PLOS Glob Public Health. 2022 Jul 8;2(7):e0000550. doi: 10.1371/journal.pgph.0000550. eCollection 2022.


Mistreatment with women during childbirth is prevalent in many in low- and middle-income countries. There is dearth of evidence that informs development of health system interventions to promote supportive and respectful maternity care in facility-based settings. We examined health systems bottlenecks that impedes provision of supportive and respectful maternity care in secondary-level public healthcare system of Pakistan. Using a qualitative exploratory design, forty in-depth interviews conducted with maternity care staff of six public health facilities in southern Pakistan. Development of interview guide and data analyses were guided by the WHO's six health system building blocks. A combination of inductive and deductive approach was used for data analyses. Our study identified range of bottlenecks impeding provision of RMC. In terms of leadership/governance, there was lack of institutional guidelines, supervision and monitoring, and patient feedback mechanism. No systematic mechanism existed to screen and record patient psychosocial needs. Health workforce lacked training opportunities on RMC that resulted in limited knowledge and skills; there were also concerns about lack of recognition from leadership for good performers, and poor relationship and coordination between clinical and non-clinical staff. Regarding the domain of service delivery, we found that patients were perceived as un-cooperative, non-RMC manifestations were acceptable and normalized under certain conditions, and restrictive policies for active engagement of companions.
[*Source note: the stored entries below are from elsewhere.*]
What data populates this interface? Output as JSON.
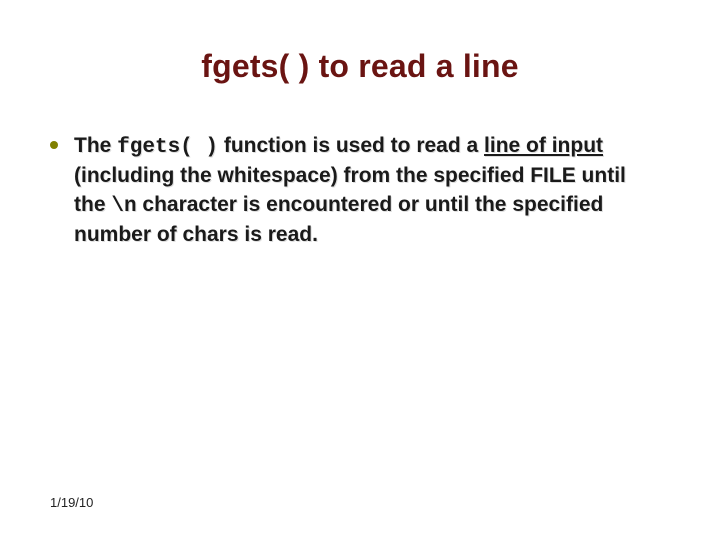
{
  "title": "fgets( ) to read a line",
  "bullet": {
    "t1": "The ",
    "code1": "fgets( )",
    "t2": " function is used to read a ",
    "underline": "line of input",
    "t3": " (including the whitespace) from the specified FILE until the ",
    "code2": "\\n",
    "t4": " character is encountered or until the specified number of chars is read."
  },
  "footer": {
    "date": "1/19/10"
  }
}
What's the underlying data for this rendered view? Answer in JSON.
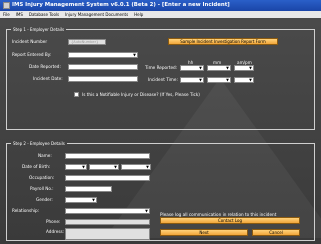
{
  "title": "IMS Injury Management System v6.0.1 (Beta 2) - [Enter a new Incident]",
  "menu": [
    "File",
    "IMS",
    "Database Tools",
    "Injury Management Documents",
    "Help"
  ],
  "step1": {
    "legend": "Step 1 - Employer Details",
    "incident_number_label": "Incident Number",
    "incident_number_value": "{AutoNumber}",
    "report_entered_by_label": "Report Entered By:",
    "date_reported_label": "Date Reported:",
    "incident_date_label": "Incident Date:",
    "sample_button": "Sample Incident Investigation Report Form",
    "col_hh": "hh",
    "col_mm": "mm",
    "col_ampm": "am/pm",
    "time_reported_label": "Time Reported:",
    "incident_time_label": "Incident Time:",
    "notifiable_label": "Is this a Notifiable Injury or Disease? (If Yes, Please Tick)"
  },
  "step2": {
    "legend": "Step 2 - Employee Details",
    "name_label": "Name:",
    "dob_label": "Date of Birth:",
    "occupation_label": "Occupation:",
    "payroll_label": "Payroll No.:",
    "gender_label": "Gender:",
    "relationship_label": "Relationship:",
    "phone_label": "Phone:",
    "address_label": "Address:",
    "log_note": "Please log all communication in relation to this incident",
    "contact_log_button": "Contact Log",
    "next_button": "Next",
    "cancel_button": "Cancel"
  }
}
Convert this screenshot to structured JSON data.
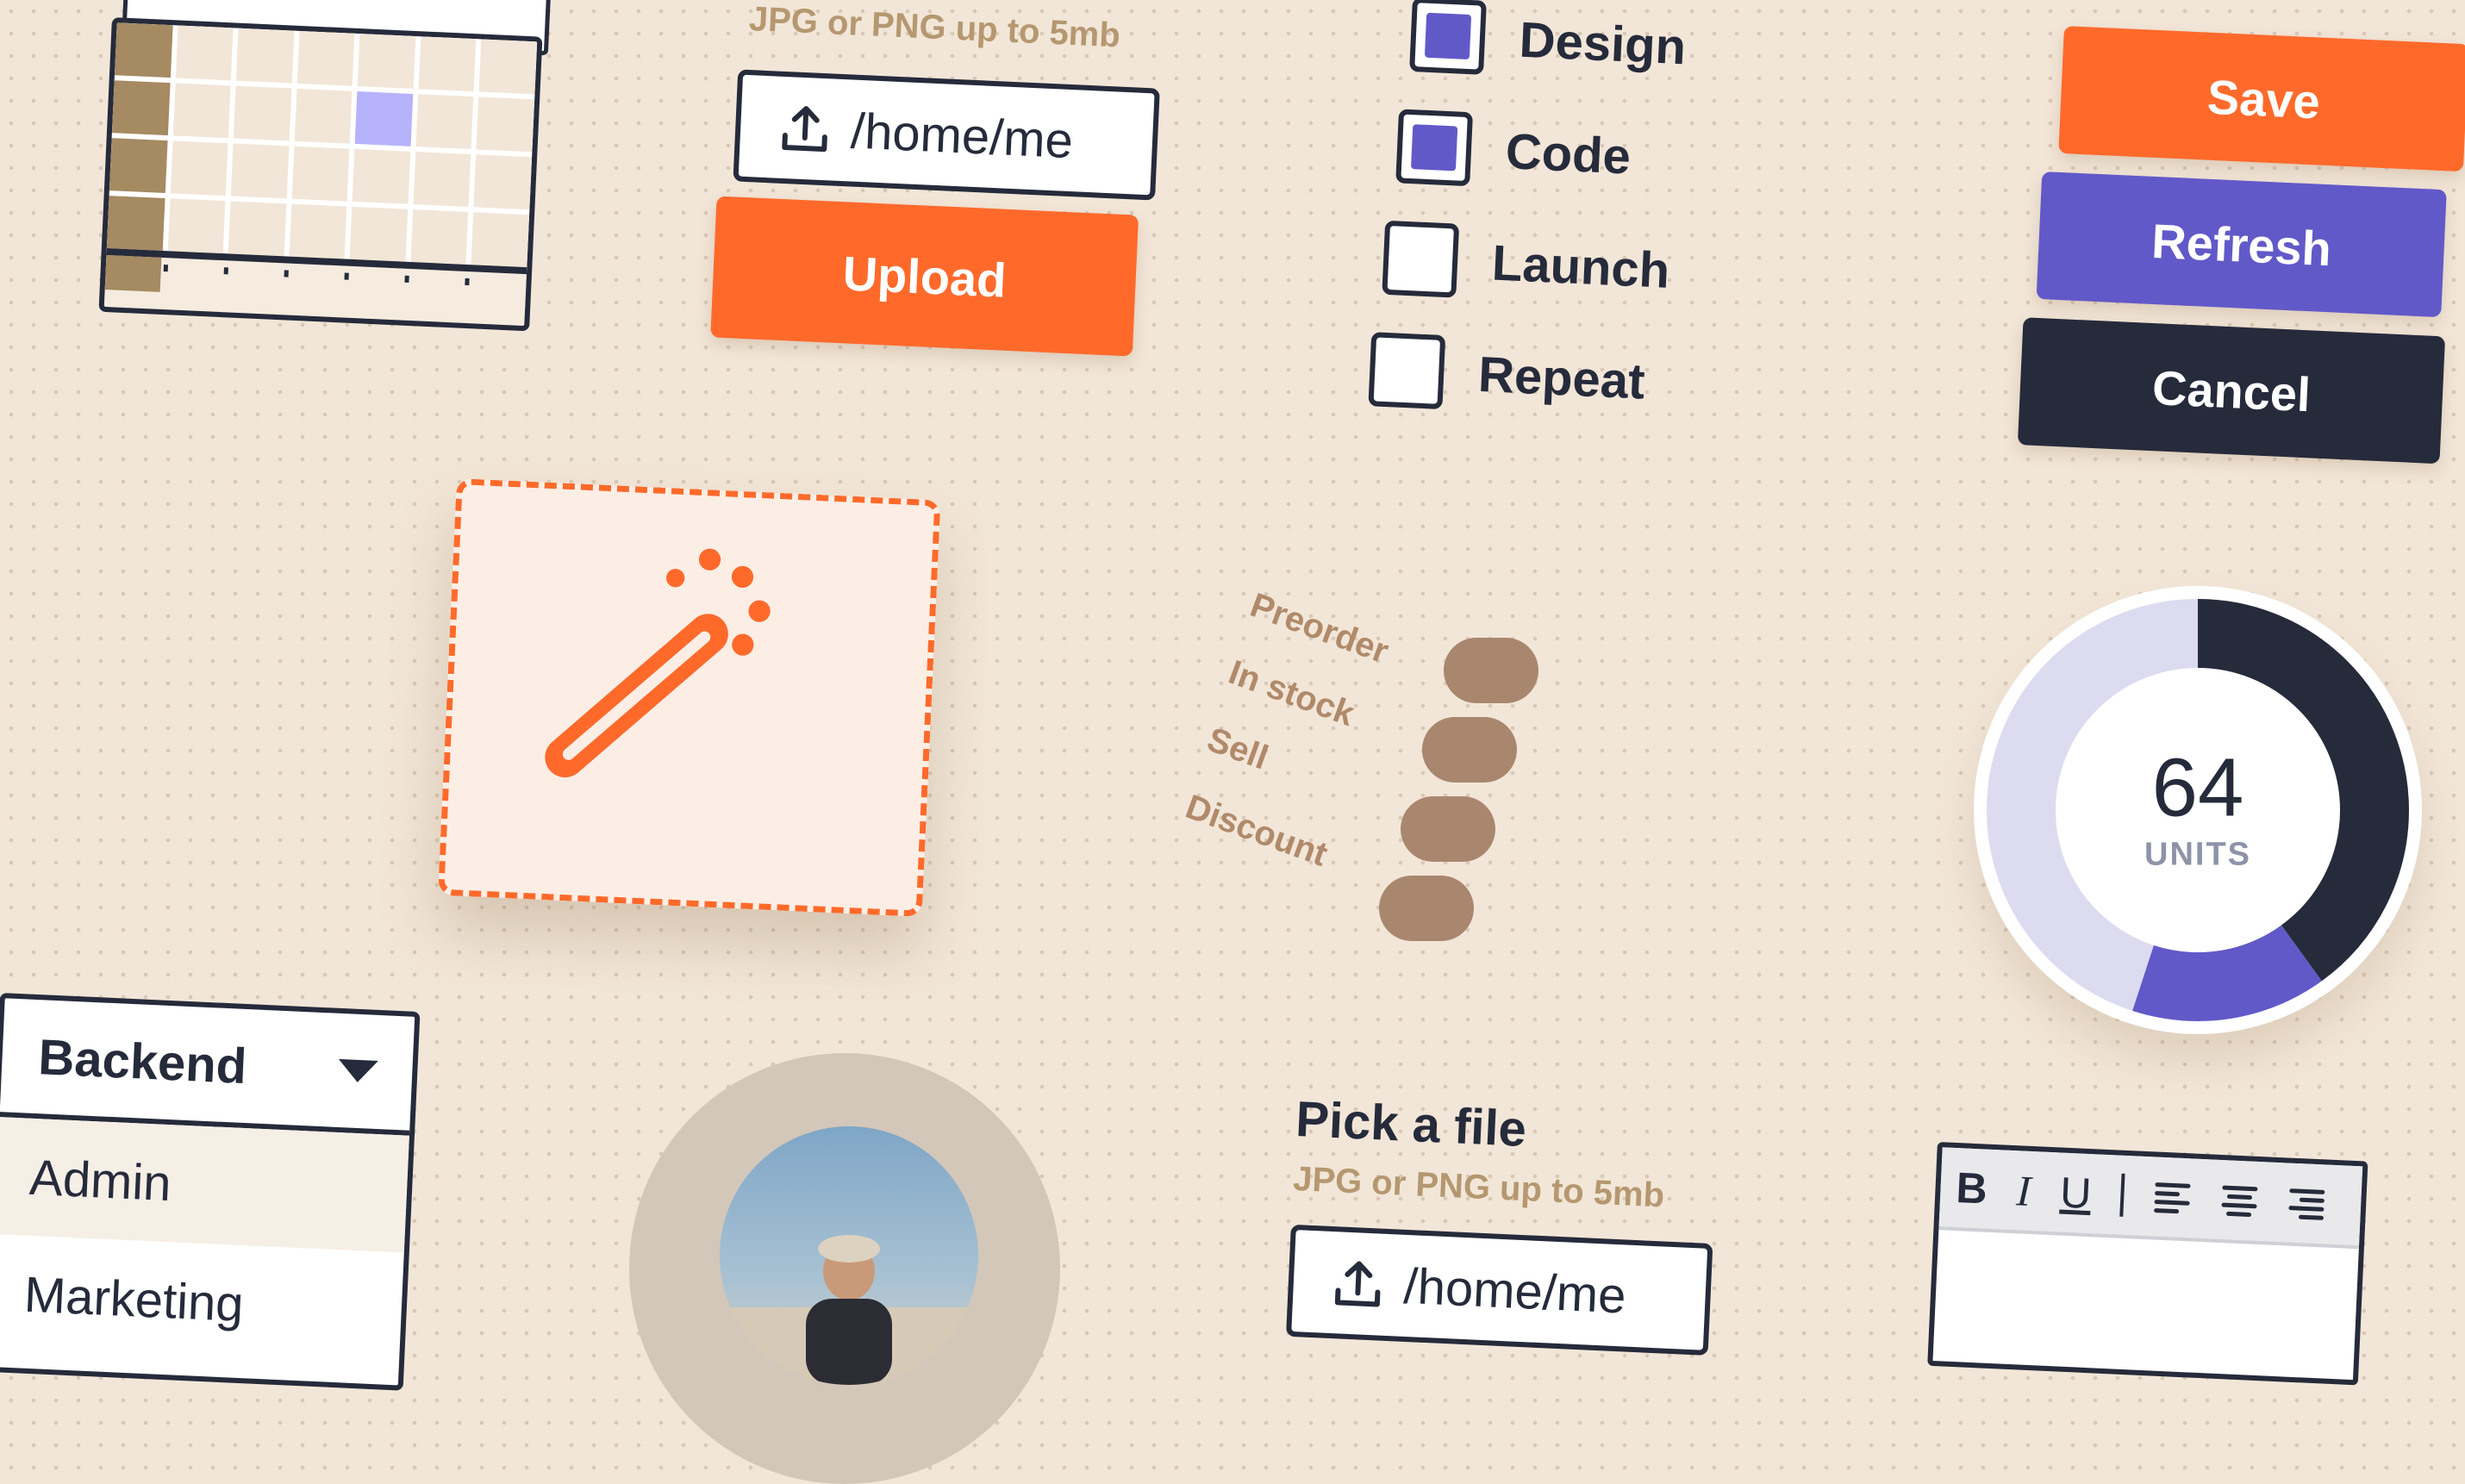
{
  "calendar": {
    "rows": 5,
    "cols": 7,
    "highlight": {
      "row": 1,
      "col": 4
    }
  },
  "upload_top": {
    "hint": "JPG or PNG up to 5mb",
    "path_value": "/home/me",
    "upload_label": "Upload"
  },
  "checkboxes": [
    {
      "label": "Design",
      "checked": true
    },
    {
      "label": "Code",
      "checked": true
    },
    {
      "label": "Launch",
      "checked": false
    },
    {
      "label": "Repeat",
      "checked": false
    }
  ],
  "actions": {
    "save": "Save",
    "refresh": "Refresh",
    "cancel": "Cancel"
  },
  "drop_zone": {
    "icon": "magic-wand-icon"
  },
  "toggles": [
    {
      "label": "Preorder",
      "on": true
    },
    {
      "label": "In stock",
      "on": true
    },
    {
      "label": "Sell",
      "on": true
    },
    {
      "label": "Discount",
      "on": true
    }
  ],
  "donut": {
    "value": "64",
    "unit": "UNITS",
    "segments": [
      {
        "name": "dark",
        "fraction": 0.4,
        "color": "#262b3b"
      },
      {
        "name": "purple",
        "fraction": 0.15,
        "color": "#6259c9"
      },
      {
        "name": "lavender",
        "fraction": 0.45,
        "color": "#dddbf0"
      }
    ]
  },
  "dropdown": {
    "selected": "Backend",
    "options": [
      "Admin",
      "Marketing"
    ]
  },
  "file_picker": {
    "title": "Pick a file",
    "hint": "JPG or PNG up to 5mb",
    "path_value": "/home/me"
  },
  "editor": {
    "bold": "B",
    "italic": "I",
    "underline": "U"
  },
  "colors": {
    "background": "#f2e6d8",
    "orange": "#ff6a2b",
    "purple": "#6259c9",
    "dark": "#262b3b",
    "tan": "#a9876f"
  }
}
Finally, lack of cleanliness, curtains for privacy, seating arrangement for companion were the identified issues infrastructural issues. A service-delivery intervention package is needed that effectively uses all six components of the health system: from investments in capacity building of maternity teams to creating a conducive facility environment via proper governance and accountability mechanisms. Such interventions should not only focus on provision of maternity care in a respectful and dignified manner, but also ensure that care is responsive to the psychosocial needs of pregnant women without any discrimination.